Il ne lui fallut pas longtemps avant de tomber sur une proie, cette fois. Au centre de la clairière, un corbeau était en train de picorer le sol. Ce n'était pas une bête bien grasse mais ça ferait l'affaire. Véga longea discrètement le contour extérieur de la clairière, cherchant à prendre le volatile par surprise. Elle devait frapper vite si elle espérait en faire son repas, car en cas d'échec, elle ne pourrait évidemment pas en faire son repas.
Se plaquant au sol, la louve profita de l'absence de vent pour se couler doucement dans les hautes herbes. Le corbeau ne semblait pas avoir remarqué sa présence, trop occupé par ce qu'il était en train de trouver sur le sol. Véga s'arrêta à quelques mètres, armant ses crocs. Elle allait passer à l'attaque d'une minute à l'autre.
Une fois qu'elle se fut parfaitement positionnée, la louve se propulsa hors de sa cachette, tous crocs dehors. Malheureusement, son geste avait du être trop lent d'une ou deux secondes. Elle rata le corbeau de près, celui-ci s'étant envolé en piqué afin d'éviter ses mâchoires. Véga bondit le plus haut possible, mais cela ne suffit pas. Il était déjà dans le ciel. Elle retomba en lâchant un grognement. Comment avait t-elle pu rater ça ? Son regard fit le tour de la clairière. Peut être qu'une autre proie se trouvait dans le coin, une proie qui ne volait pas.

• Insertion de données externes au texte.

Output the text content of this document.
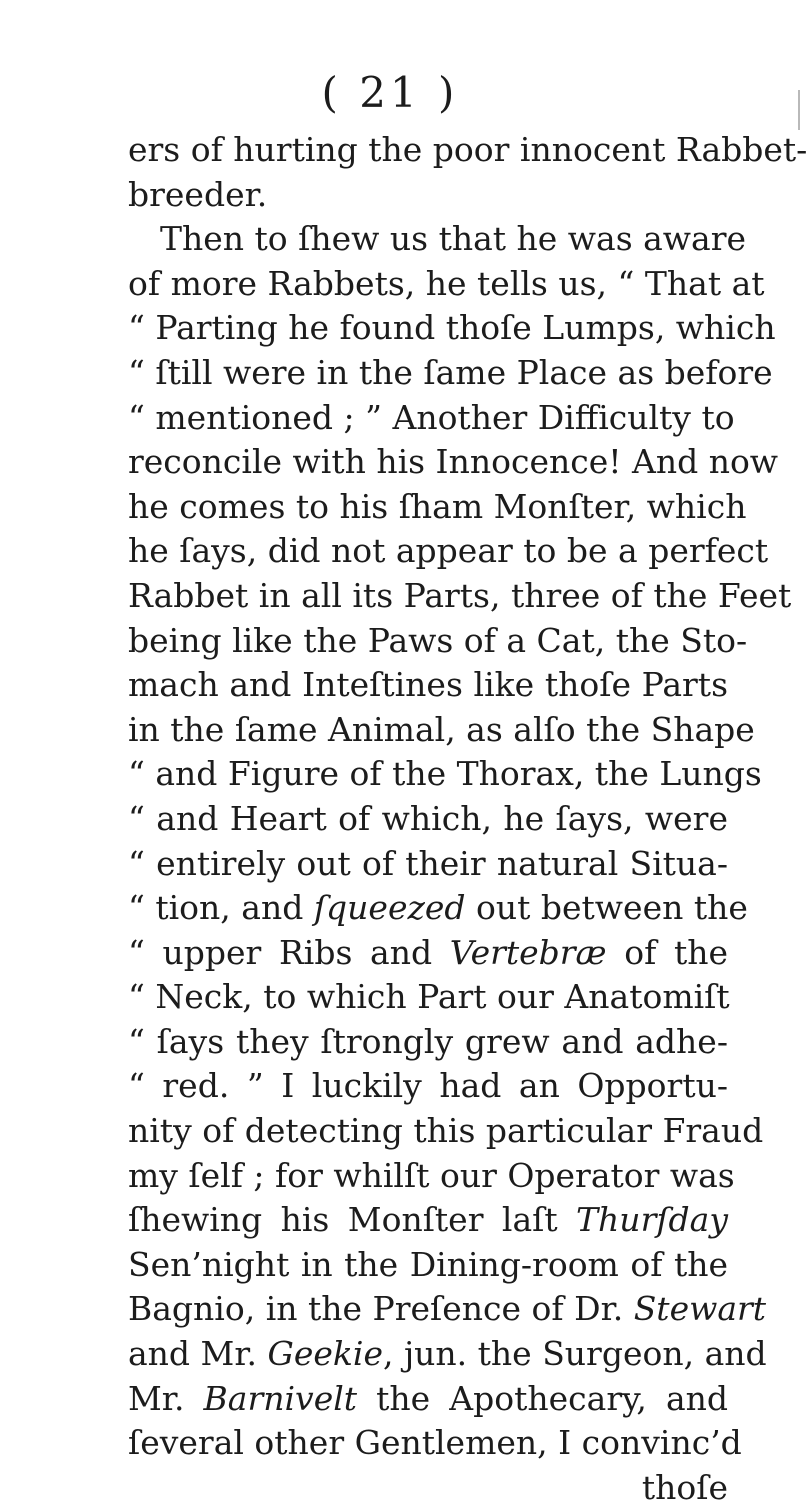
( 21 )
ers of hurting the poor innocent Rabbet-
breeder.
Then to ſhew us that he was aware
of more Rabbets, he tells us, “ That at
“ Parting he found thoſe Lumps, which
“ ſtill were in the ſame Place as before
“ mentioned ; ” Another Difficulty to
reconcile with his Innocence! And now
he comes to his ſham Monſter, which
he ſays, did not appear to be a perfect
Rabbet in all its Parts, three of the Feet
being like the Paws of a Cat, the Sto-
mach and Inteſtines like thoſe Parts
in the ſame Animal, as alſo the Shape
“ and Figure of the Thorax, the Lungs
“ and Heart of which, he ſays, were
“ entirely out of their natural Situa-
“ tion, and ſqueezed out between the
“ upper Ribs and Vertebræ of the
“ Neck, to which Part our Anatomiſt
“ ſays they ſtrongly grew and adhe-
“ red. ” I luckily had an Opportu-
nity of detecting this particular Fraud
my ſelf ; for whilſt our Operator was
ſhewing his Monſter laſt Thurſday
Sen’night in the Dining-room of the
Bagnio, in the Preſence of Dr. Stewart
and Mr. Geekie, jun. the Surgeon, and
Mr. Barnivelt the Apothecary, and
ſeveral other Gentlemen, I convinc’d
thoſe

En poursuivant son chemin à travers la clairière, Véga aperçu la silhouette d'une nouvelle proie. C'était un lapin noir plutôt grassouillet. Elle était assez étonné, étant donné le bruit qu'elle venait de faire lors en tentant d'attraper le corbeau, mais l'animal semblait jeune et inexpérimenté. Sans doute ne s'était t-il douté de rien. Affairé à manger près d'un arbrisseau, ce dernier était situé dos à elle. C'était une opportunité en or si elle savait en tirer profit. Aussi discrète que tout à l’heure, la louve se rapprocha silencieusement de sa proie, ses pattes se posant à intervalles réguliers sur le sol humide. Elle devait prendre garde à ne pas faire de bruit en écrasant de la boue.
Une fois située à quelques centimètres de l'animal, Véga prit une profonde inspiration. Si tout se passait comme prévu, il n'aurait même pas le temps de s'enfuir. Ses crocs s'ouvrirent, elle fit encore un pas. Sa queue s'abaissa, elle banda ses muscles. Le lapin redressa la tête, mais elle ne lui laissa pas le temps de la tourner. Fondant brusquement sur son petit corps, la louve le plaqua au sol de ses mâchoires avant de l'y serrer. Il se débâtit en glapissant, marquant le sol de ses griffes, mais Véga ne cessa pas de le tenir. Elle mit un terme à son désespoir en refermant ses mâchoires d'un coup sec. Son cou craqua. Ses muscles se détendirent. Véga pouvait manger.